You should not resist your time in the closet. Embrace it. It is a time for reflection, for formulating and, hopefully, answering your questions. While you’re in there, try to learn as much as you can about sexual orientation, even if this means pushing yourself out of your normal comfort zone.

At some point, you need to come out of the closet, just as your child did. Its hard to live a life dodging the perennial questions that relatives ask about your child’s love life, or sitting quietly after a friend or relative makes a crude comment about gay people.

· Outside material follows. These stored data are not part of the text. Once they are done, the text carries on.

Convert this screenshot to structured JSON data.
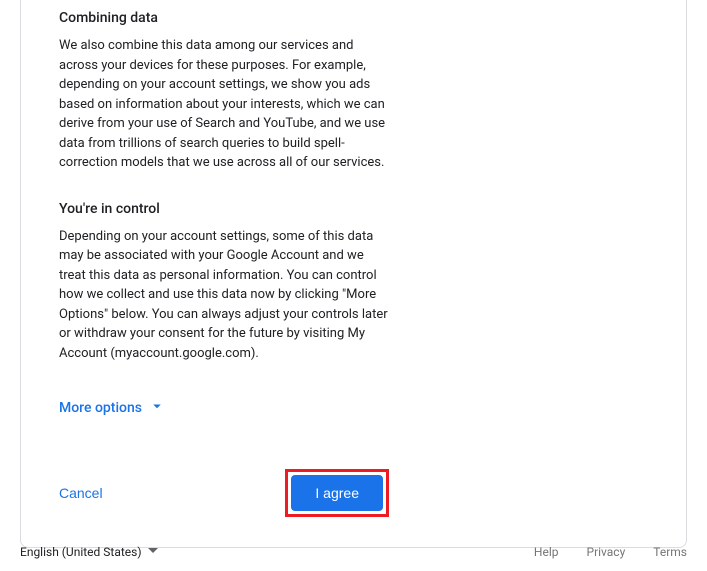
{
  "sections": {
    "combining": {
      "heading": "Combining data",
      "body": "We also combine this data among our services and across your devices for these purposes. For example, depending on your account settings, we show you ads based on information about your interests, which we can derive from your use of Search and YouTube, and we use data from trillions of search queries to build spell-correction models that we use across all of our services."
    },
    "control": {
      "heading": "You're in control",
      "body": "Depending on your account settings, some of this data may be associated with your Google Account and we treat this data as personal information. You can control how we collect and use this data now by clicking \"More Options\" below. You can always adjust your controls later or withdraw your consent for the future by visiting My Account (myaccount.google.com)."
    }
  },
  "more_options_label": "More options",
  "actions": {
    "cancel": "Cancel",
    "agree": "I agree"
  },
  "footer": {
    "language": "English (United States)",
    "help": "Help",
    "privacy": "Privacy",
    "terms": "Terms"
  }
}
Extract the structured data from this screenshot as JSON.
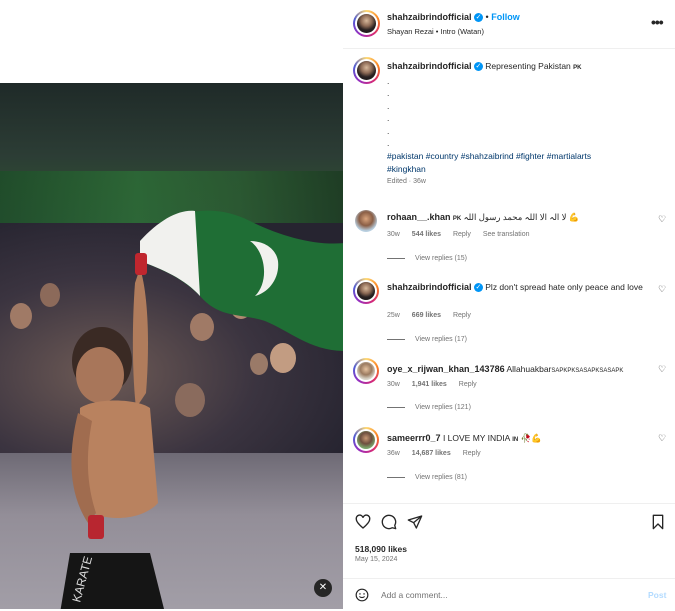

Equally important, once you have come to understand homosexuality better, you’ll be more sensitive to the prejudices and inequities that gay people experience every day in our society. And you’ll want to change it. This is part of becoming an advocate for gays and lesbians. Being an advocate means talking to people about homosexuality and gay rights. And, naturally, some of the first people you will tell are your family and friends.

Suggestions

Answer your own questions first

It is essential that you are comfortable with your child’s sexual orientation before you talk to your family. They will have many of the same questions you did. Their acceptance will be much quicker if you are confident in your understanding of homosexuality and can answer their questions, or at least broaden their thinking. They will probably ask many of the same questions that you did.

Start with the easy ones

Some of your family members will be more open than others. If possible, start with the ones you believe will be the most accepting. This will give you a chance to try out your delivery and possibly learn something about the more “difficult” people at the same time.

Be prepared for rejection

Some family members and friends may have a very closed mind when it comes to homosexuality. If so, try to understand the source of their homophobia. This may show you a way to help them come to a better understanding. Consider inviting them to attend group meetings with you.

Be prepared for surprises

Keep in mind that while you may lose some friends, you may become much closer to others. Don’t underestimate your family’s willingness and ability to be supportive.

Be patient

Don’t expect a family member or friend to be accepting right away. Keep in mind how long it took you to become accustomed to it. If someone is not accepting at first, don’t give up!

Remain calm

Because homosexuality can be an emotional issue, you may hear some offensive comments about gay people, which will put you in a defensive position. Be prepared for this. Your arguments will be much more persuasive if they are calm and reasoned, rather than emotional and distraught.

Allow enough time to talk

Your friend or family member may have a lot of questions. Try to find an opportunity when you will have enough time to talk and you will be free of distractions.

Become an advocate

One of the best ways to make the world better for your gay child is to simply talk about it. This may be difficult at first – so start slowly. Put a gay-friendly bumper sticker on your car. Write letters to the editor of your local newspaper. Write or call your elected officials to show your support of legislation that gives equal rights to gay people.